The women at the forefront of climate-friendly construction in Africa’s refugee settlements.
International award-winning charity, HYT Uganda marks International Women’s Day by celebrating the women in Uganda who are at the leading edge of sustainable innovation.
Educating girls is central to breaking the cycle of poverty in developing countries. In Uganda’s urban hubs women are advancing their cause in equality of education and opportunity. There is still work to be done, however, in rural areas and in the vast refugee settlements in the north and west of the country. Here women are expected to marry young, have large families, and give any money they make selling surplus crops to their husbands, fathers, or brothers.
Construction is a male-dominated industry and this, together with Uganda’s patriarchal society, makes it rare to see women on building sites. The Uganda-based charity, however, is changing all this and an increasing number of women are joining the Ashden Award-Winning charity’s environmentally-friendly construction and training programmes. The results have been impressive.
As part of International NGO, Mercy Corps BRIDGE project, refugee Florence Ropani, was one of HYT’s first cohort of refugee trainees in 2019, having fled her home in South Sudan three years earlier.
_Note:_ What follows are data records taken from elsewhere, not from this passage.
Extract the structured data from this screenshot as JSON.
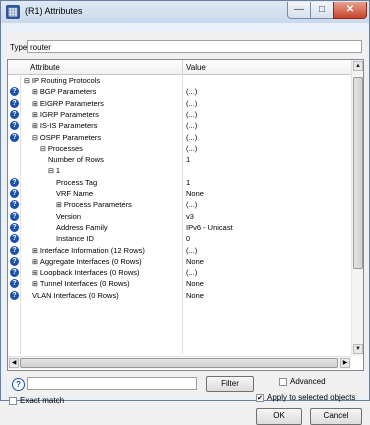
{
  "window": {
    "title": "(R1) Attributes",
    "min_glyph": "—",
    "max_glyph": "□",
    "close_glyph": "✕",
    "app_icon": "network-icon"
  },
  "type_field": {
    "label": "Type:",
    "value": "router"
  },
  "table": {
    "headers": {
      "attribute": "Attribute",
      "value": "Value"
    },
    "help_glyph": "?",
    "rows": [
      {
        "help": false,
        "toggle": "⊟",
        "level": 0,
        "attribute": "IP Routing Protocols",
        "value": ""
      },
      {
        "help": true,
        "toggle": "⊞",
        "level": 1,
        "attribute": "BGP Parameters",
        "value": "(...)"
      },
      {
        "help": true,
        "toggle": "⊞",
        "level": 1,
        "attribute": "EIGRP Parameters",
        "value": "(...)"
      },
      {
        "help": true,
        "toggle": "⊞",
        "level": 1,
        "attribute": "IGRP Parameters",
        "value": "(...)"
      },
      {
        "help": true,
        "toggle": "⊞",
        "level": 1,
        "attribute": "IS-IS Parameters",
        "value": "(...)"
      },
      {
        "help": true,
        "toggle": "⊟",
        "level": 1,
        "attribute": "OSPF Parameters",
        "value": "(...)"
      },
      {
        "help": false,
        "toggle": "⊟",
        "level": 2,
        "attribute": "Processes",
        "value": "(...)"
      },
      {
        "help": false,
        "toggle": "",
        "level": 3,
        "attribute": "Number of Rows",
        "value": "1"
      },
      {
        "help": false,
        "toggle": "⊟",
        "level": 3,
        "attribute": "1",
        "value": ""
      },
      {
        "help": true,
        "toggle": "",
        "level": 4,
        "attribute": "Process Tag",
        "value": "1"
      },
      {
        "help": true,
        "toggle": "",
        "level": 4,
        "attribute": "VRF Name",
        "value": "None"
      },
      {
        "help": true,
        "toggle": "⊞",
        "level": 4,
        "attribute": "Process Parameters",
        "value": "(...)"
      },
      {
        "help": true,
        "toggle": "",
        "level": 4,
        "attribute": "Version",
        "value": "v3"
      },
      {
        "help": true,
        "toggle": "",
        "level": 4,
        "attribute": "Address Family",
        "value": "IPv6 - Unicast"
      },
      {
        "help": true,
        "toggle": "",
        "level": 4,
        "attribute": "Instance ID",
        "value": "0"
      },
      {
        "help": true,
        "toggle": "⊞",
        "level": 1,
        "attribute": "Interface Information (12 Rows)",
        "value": "(...)"
      },
      {
        "help": true,
        "toggle": "⊞",
        "level": 1,
        "attribute": "Aggregate Interfaces (0 Rows)",
        "value": "None"
      },
      {
        "help": true,
        "toggle": "⊞",
        "level": 1,
        "attribute": "Loopback Interfaces (0 Rows)",
        "value": "(...)"
      },
      {
        "help": true,
        "toggle": "⊞",
        "level": 1,
        "attribute": "Tunnel Interfaces (0 Rows)",
        "value": "None"
      },
      {
        "help": true,
        "toggle": "",
        "level": 1,
        "attribute": "VLAN Interfaces (0 Rows)",
        "value": "None"
      }
    ]
  },
  "scroll": {
    "up_glyph": "▲",
    "down_glyph": "▼",
    "left_glyph": "◀",
    "right_glyph": "▶"
  },
  "bottom": {
    "help_glyph": "?",
    "filter_value": "",
    "filter_button": "Filter",
    "advanced": {
      "label": "Advanced",
      "checked": false
    },
    "exact_match": {
      "label": "Exact match",
      "checked": false
    },
    "apply_selected": {
      "label": "Apply to selected objects",
      "checked": true
    },
    "ok_button": "OK",
    "cancel_button": "Cancel",
    "check_glyph": "✔"
  }
}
Florence and her two children, aged 4 and 7, were separated from Florence’s husband during their final days in South Sudan and she has had no contact with him since. On completing her training, Florence was employed on a Mercy Corps building project in Bidi Bidi, Africa’s largest settlement and home to 240,000 refugees. Soon afterwards, Florence joined HYT in a full-time training role herself, helping train more refugees in the sustainable construction of rainwater harvesting tanks, supplying refugee schools with clean water, using HYT’s innovative compressed earth technology, the Interlocking Stabilised Soil Block.
Florence says, ‘HYT helped me a lot, the skills allow me to raise an income. I am now able to buy clothes for the children, change the diet at home and even buy bedding. What I lost in South Sudan I am able to regain some here.’
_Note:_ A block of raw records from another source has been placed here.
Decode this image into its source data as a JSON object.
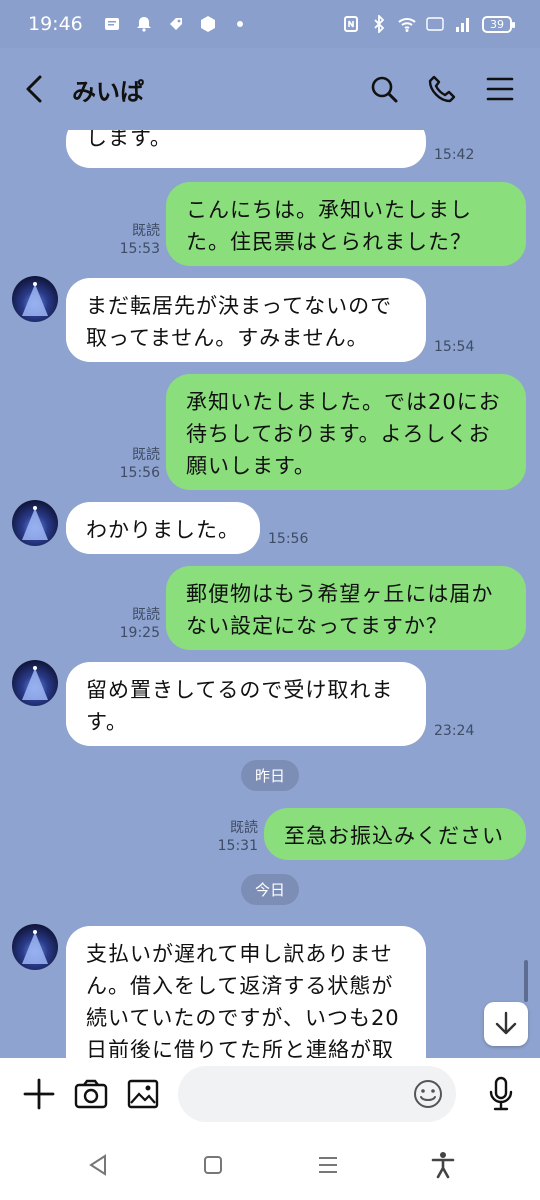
{
  "status_bar": {
    "time": "19:46",
    "battery": "39"
  },
  "header": {
    "title": "みいぱ"
  },
  "messages": [
    {
      "type": "in",
      "text": "します。",
      "time": "15:42"
    },
    {
      "type": "out",
      "text": "こんにちは。承知いたしました。住民票はとられました？",
      "read": "既読",
      "time": "15:53"
    },
    {
      "type": "in",
      "text": "まだ転居先が決まってないので取ってません。すみません。",
      "time": "15:54"
    },
    {
      "type": "out",
      "text": "承知いたしました。では20にお待ちしております。よろしくお願いします。",
      "read": "既読",
      "time": "15:56"
    },
    {
      "type": "in",
      "text": "わかりました。",
      "time": "15:56"
    },
    {
      "type": "out",
      "text": "郵便物はもう希望ヶ丘には届かない設定になってますか？",
      "read": "既読",
      "time": "19:25"
    },
    {
      "type": "in",
      "text": "留め置きしてるので受け取れます。",
      "time": "23:24"
    },
    {
      "type": "out",
      "text": "至急お振込みください",
      "read": "既読",
      "time": "15:31"
    },
    {
      "type": "in",
      "text": "支払いが遅れて申し訳ありません。借入をして返済する状態が続いていたのですが、いつも20日前後に借りてた所と連絡が取"
    }
  ],
  "dates": {
    "yesterday": "昨日",
    "today": "今日"
  },
  "input": {
    "placeholder": ""
  },
  "colors": {
    "background": "#8ea3cf",
    "bubble_out": "#8bde7c",
    "bubble_in": "#ffffff"
  },
  "icons": [
    "back-icon",
    "search-icon",
    "phone-icon",
    "menu-icon",
    "plus-icon",
    "camera-icon",
    "image-icon",
    "emoji-icon",
    "mic-icon",
    "arrow-down-icon"
  ]
}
At the age of 17, South Sudenese refugee Rose Ropani was forced to leave her home town of Morobo with her parents and three year old daughter. Rose’s husband was caught up in the fighting, the two were separated and Rose is unsure whether or not her husband is still alive.
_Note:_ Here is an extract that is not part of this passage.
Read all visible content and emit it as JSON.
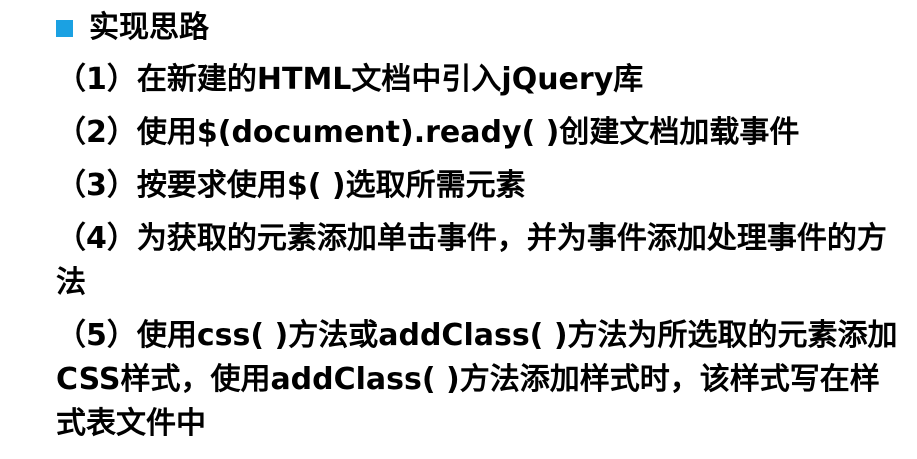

Arriving in Bidi Bidi in 2016, Rose first volunteered as a child protection volunteer for refugee children. In 2020, Rose was encouraged to join HYT’s training programme by her friend and recent ‘graduate,’ Florence. The pair worked together installing 10 rainwater harvesting tanks in schools and health centres across Bidi Bidi.
Since her training, Rose has been recruited by the UN refugee agency and now works as a mason on a large construction project in the settlement.
‘I enjoyed learning how to make climate-friendly blocks, how to mix mortar and use cement,’ Rose says. ‘The money from my construction jobs has allowed me to buy clothes and medicine for my daughter. I’ve been able to change the diet of my family so we no longer rely only on the World Food Programme. My parents are proud of me for working and I hope my daughter will be too.’
These pioneering women builders take their lead from HYT’s Country Manager, Mauricia Nambatya, herself a civil engineer and Commonwealth Scholar. Mauricia has been impressed with the successes of her latest recruits.
‘HYT’s women trainees put an extra focus on learning the art of sustainable construction, overcoming societal perceptions and bring an impressive attention to detail to their work as builders and trainers,’ Mauricia says. ‘The women are determined to overcome the odds in the construction industry.’